You want a Dominant who can take what you have to offer and perfect it, and there is such a thing as perfection. You want someone who wants to grow with you and care enough to have the need to guide you.

You want someone who is going to be there for you, when times are good and when they are bad, you want someone who will understand your neediness and not see it as a weakness. You want someone who really understands you.

It is not science , it is not even math. It is both of you being who you are and wanting the same thing out of life. That my friend is not asking for a kidney.

Arianna grows almost daily , and now she is at the point to where she is able to express your inner thoughts and her needs , and it is me who adapts to her needs . In turn this allows her to grow and it gives her a chance to explore her submission…

The road is not hard and you can prevent pot holes.

Consistency

Vile

19 Responses to “My Wife , My Partner , My Slave”

  1. I don’t want the perfect partner — I couldn’t live up to the pressure. I wanted someone who would work and grow with me. Semantics – I know. That first line of the second paragraph scared me.

    • Fantastic thought, and not all that uncommon. Many is the slave who has felt “unworthy” of attention. The answer however is incredibly simple. It s the owner who makes that decision, it is their sole honor and privilege to decide worthiness. No slave should presume to decide their worthiness on behalf of an owner. A slave need only see to the Master or Mistress’s happiness – if they are given the privilege to serve.. and if that brings happiness in return.. semantics aside.. that’s pretty much a perfect life.

  2. I am jealous, I want someone to stretch my boundaries in ways like what you have.

  3. congrats Vile! couldn’t have happened to a nicer couple!

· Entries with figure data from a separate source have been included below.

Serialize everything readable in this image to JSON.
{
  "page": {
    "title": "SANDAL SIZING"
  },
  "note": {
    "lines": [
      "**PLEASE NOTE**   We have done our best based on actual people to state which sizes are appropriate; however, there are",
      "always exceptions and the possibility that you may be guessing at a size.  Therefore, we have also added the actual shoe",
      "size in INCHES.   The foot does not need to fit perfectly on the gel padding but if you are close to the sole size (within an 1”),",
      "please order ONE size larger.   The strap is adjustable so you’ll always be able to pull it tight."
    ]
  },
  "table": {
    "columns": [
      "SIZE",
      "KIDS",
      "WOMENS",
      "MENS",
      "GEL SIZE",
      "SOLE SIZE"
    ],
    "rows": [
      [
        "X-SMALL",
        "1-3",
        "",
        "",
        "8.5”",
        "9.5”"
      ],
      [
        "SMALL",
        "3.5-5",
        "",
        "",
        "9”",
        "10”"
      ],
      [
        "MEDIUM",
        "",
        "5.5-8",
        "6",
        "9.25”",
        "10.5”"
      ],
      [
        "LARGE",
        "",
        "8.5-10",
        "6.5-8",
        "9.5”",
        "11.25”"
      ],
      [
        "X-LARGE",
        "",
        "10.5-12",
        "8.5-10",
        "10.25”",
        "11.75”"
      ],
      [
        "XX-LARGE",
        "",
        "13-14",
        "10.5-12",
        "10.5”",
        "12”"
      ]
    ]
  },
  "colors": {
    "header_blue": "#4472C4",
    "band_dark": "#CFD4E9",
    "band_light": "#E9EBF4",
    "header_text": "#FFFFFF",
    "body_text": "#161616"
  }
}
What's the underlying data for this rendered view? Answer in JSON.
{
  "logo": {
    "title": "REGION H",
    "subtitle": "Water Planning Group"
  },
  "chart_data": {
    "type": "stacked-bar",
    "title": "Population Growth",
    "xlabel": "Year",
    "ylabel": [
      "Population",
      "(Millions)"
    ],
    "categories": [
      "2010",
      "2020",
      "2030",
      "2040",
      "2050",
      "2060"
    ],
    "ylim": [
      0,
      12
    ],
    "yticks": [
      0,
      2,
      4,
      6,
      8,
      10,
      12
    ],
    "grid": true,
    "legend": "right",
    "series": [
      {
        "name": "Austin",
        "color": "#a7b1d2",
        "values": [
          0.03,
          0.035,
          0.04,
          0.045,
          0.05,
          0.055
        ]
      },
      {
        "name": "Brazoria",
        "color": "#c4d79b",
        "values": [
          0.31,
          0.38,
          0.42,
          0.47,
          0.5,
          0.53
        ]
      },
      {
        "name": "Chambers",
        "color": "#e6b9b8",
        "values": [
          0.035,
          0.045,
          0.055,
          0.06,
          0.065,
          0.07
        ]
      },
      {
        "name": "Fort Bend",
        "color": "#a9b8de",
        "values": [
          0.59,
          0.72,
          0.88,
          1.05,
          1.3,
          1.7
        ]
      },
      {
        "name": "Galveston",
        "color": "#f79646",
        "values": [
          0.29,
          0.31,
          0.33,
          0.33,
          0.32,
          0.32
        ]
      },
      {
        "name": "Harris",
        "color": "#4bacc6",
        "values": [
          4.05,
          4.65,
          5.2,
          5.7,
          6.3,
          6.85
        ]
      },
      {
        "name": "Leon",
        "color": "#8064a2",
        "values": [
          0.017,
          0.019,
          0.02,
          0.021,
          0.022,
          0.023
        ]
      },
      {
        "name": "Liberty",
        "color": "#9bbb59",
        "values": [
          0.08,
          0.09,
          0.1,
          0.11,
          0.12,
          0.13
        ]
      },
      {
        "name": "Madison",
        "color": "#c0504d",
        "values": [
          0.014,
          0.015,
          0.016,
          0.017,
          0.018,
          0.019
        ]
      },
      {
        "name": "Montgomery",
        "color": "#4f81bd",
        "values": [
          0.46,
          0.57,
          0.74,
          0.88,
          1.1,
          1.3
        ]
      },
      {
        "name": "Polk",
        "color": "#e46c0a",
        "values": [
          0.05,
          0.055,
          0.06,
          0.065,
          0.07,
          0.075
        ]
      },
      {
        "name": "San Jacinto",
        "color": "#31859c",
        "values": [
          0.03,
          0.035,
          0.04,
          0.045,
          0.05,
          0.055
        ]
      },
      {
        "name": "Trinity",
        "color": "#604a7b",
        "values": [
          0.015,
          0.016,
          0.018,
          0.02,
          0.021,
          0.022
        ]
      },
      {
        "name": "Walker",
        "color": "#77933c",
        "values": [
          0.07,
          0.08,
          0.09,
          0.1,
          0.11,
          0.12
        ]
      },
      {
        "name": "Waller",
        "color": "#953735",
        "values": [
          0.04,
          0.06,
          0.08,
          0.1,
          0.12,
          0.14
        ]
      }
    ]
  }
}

  4. Loving and growing together; what could be better?
    Love to you both,

    Ash

  5. Reblogged this on thekinkyworldofvile and commented:

    Wow this was written two years ago.
    New post coming tomorrow

  6. I am happy for you both my friend.

  7. I once posted something similar and got blasted for it! LOL I’m glad I’m (well Sir and I) not the only one who feels this way!
    IMO if the dominant is not there for me and my needs and to make me better than why do I need one…??